Once you see it, you might ask yourself, “Wait a minute, why is the cowboy heading east? Did he forget to check his compass before he started his great adventure?”
That’s not the case, because actually Google Doodles is celebrating the 155th anniversary of the Pony Express.
The Pony Express was founded by William H. Russell, Alexander Majors, and William B Waddell on April 3rd, 1860. For those wondering why The Pony Express was created, it was simply because people needed a more efficient way to communicate across the East and West Coasts. Therefore, pony riders functioned as the “mailmen” of the Wild West. The pony riders sure were efficient and they managed to deliver their first letters on April 14, 1860.

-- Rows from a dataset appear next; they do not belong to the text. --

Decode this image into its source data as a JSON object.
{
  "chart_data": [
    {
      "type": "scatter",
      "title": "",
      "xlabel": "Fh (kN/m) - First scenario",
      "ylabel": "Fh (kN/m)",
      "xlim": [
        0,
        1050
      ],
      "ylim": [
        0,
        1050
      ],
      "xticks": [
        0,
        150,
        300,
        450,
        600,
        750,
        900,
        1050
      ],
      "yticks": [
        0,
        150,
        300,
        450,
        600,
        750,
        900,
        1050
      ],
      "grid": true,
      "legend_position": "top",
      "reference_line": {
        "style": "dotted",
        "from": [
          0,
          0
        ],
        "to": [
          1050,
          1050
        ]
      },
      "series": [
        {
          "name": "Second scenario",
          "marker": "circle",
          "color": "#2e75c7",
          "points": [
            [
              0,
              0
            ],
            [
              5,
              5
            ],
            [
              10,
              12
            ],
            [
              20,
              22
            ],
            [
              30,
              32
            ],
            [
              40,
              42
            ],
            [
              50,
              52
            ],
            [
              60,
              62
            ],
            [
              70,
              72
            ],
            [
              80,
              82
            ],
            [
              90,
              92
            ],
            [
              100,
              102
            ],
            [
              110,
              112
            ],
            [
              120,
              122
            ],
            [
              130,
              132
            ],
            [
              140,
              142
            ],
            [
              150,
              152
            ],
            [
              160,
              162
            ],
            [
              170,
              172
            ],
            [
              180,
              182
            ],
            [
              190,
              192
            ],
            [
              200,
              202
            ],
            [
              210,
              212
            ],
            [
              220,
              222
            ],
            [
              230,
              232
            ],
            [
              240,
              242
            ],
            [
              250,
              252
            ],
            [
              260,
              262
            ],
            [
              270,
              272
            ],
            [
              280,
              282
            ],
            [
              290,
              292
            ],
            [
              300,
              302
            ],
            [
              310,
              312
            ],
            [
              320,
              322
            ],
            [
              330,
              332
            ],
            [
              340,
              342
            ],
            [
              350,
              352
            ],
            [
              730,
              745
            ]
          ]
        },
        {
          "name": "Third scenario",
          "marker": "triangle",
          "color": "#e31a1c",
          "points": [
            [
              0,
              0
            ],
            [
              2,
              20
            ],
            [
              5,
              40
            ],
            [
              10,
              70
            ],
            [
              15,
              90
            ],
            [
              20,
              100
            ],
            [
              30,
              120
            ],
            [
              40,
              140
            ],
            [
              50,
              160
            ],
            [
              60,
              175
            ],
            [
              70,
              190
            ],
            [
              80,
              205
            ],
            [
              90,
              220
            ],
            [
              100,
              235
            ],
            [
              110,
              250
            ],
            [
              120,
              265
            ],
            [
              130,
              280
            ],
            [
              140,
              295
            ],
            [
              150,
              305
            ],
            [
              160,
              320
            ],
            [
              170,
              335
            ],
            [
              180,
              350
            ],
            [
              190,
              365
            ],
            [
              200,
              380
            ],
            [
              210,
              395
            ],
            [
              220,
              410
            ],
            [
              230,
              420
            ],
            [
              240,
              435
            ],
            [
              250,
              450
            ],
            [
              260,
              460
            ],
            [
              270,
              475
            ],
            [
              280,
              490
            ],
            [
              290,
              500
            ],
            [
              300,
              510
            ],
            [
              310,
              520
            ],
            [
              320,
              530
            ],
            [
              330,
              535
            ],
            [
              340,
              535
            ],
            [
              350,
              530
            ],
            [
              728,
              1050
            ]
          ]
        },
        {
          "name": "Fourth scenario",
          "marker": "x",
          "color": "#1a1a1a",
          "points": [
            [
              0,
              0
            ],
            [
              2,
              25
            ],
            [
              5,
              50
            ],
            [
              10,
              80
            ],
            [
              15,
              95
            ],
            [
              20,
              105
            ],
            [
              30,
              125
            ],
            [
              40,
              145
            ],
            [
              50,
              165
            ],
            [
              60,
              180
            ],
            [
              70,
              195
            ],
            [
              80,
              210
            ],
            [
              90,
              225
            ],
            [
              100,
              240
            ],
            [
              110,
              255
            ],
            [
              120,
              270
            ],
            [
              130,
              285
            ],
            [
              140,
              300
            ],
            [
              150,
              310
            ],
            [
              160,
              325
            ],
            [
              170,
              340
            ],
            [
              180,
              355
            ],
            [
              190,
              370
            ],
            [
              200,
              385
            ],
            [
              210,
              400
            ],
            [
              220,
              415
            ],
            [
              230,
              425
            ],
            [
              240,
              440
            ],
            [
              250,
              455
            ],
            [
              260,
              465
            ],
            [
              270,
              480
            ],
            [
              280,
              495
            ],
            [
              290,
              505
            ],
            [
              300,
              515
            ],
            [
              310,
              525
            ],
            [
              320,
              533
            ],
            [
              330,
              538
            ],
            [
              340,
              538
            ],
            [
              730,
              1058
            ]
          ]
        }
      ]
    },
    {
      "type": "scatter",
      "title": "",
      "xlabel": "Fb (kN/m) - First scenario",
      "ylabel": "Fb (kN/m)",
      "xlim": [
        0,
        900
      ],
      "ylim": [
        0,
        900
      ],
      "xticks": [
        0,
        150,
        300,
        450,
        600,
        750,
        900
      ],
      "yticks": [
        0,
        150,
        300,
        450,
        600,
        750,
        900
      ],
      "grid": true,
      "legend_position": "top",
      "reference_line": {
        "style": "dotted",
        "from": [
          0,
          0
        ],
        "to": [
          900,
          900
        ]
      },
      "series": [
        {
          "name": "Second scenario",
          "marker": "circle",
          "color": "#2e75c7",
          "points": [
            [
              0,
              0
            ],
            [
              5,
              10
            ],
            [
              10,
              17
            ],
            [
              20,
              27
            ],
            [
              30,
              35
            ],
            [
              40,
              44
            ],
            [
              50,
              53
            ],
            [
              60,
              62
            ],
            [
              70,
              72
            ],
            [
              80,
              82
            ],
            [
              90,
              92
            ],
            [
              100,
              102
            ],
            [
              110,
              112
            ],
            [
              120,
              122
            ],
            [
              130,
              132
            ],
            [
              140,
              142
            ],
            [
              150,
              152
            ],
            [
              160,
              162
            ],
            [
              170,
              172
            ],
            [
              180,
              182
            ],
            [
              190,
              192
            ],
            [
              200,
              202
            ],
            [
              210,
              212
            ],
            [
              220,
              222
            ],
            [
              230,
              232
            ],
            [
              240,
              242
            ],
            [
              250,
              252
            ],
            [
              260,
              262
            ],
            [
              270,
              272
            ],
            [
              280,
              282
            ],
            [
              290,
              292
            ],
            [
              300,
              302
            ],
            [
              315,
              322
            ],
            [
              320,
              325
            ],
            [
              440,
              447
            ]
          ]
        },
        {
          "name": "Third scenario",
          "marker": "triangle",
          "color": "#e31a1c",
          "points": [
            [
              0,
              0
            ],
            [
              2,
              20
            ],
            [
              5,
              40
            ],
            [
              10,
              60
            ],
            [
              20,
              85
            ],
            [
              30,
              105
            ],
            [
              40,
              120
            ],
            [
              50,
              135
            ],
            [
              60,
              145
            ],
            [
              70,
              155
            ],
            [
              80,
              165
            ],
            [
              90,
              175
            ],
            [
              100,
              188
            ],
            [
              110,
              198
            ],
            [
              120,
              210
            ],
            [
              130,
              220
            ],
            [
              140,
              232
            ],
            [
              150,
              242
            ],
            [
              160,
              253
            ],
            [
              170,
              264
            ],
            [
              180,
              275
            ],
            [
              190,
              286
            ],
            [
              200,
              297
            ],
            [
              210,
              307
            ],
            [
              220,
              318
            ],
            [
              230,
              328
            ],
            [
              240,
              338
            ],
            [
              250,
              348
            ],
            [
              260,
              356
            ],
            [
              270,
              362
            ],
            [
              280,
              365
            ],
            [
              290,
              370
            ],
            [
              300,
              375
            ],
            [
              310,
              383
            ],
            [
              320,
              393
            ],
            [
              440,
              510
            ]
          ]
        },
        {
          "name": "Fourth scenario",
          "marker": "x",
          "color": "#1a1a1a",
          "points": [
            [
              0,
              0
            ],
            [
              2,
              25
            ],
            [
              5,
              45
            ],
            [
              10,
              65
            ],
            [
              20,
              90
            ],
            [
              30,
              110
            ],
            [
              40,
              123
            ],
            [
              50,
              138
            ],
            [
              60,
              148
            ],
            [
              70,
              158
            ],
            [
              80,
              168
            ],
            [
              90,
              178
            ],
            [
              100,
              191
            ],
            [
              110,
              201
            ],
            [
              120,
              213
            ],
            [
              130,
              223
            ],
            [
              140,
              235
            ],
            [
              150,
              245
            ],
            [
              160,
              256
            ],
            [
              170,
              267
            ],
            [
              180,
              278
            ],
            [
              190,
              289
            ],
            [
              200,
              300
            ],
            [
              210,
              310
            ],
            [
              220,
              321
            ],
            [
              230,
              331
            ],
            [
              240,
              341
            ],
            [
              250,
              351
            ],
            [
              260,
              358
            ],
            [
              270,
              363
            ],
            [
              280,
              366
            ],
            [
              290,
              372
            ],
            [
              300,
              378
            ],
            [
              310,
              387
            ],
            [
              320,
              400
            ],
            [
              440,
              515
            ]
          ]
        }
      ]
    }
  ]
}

The Pony Express had created a new system for communication that allowed mail to be transported on routes from California to as far as Missouri. On average, the pony riders covered over 250 miles in a 24-hour day, which included stops at the Pony Express stations, where riders could rest and change
horses to ensure a safe and punctual delivery.
Unfortunately, The Pony Express became obsolete not even two years later with the creation of the Pacific Telegraph line in October, 1861. Even though The Pony Express was not around for long, the impact it had on society can still be felt today, especially with the creation of the phone and Internet.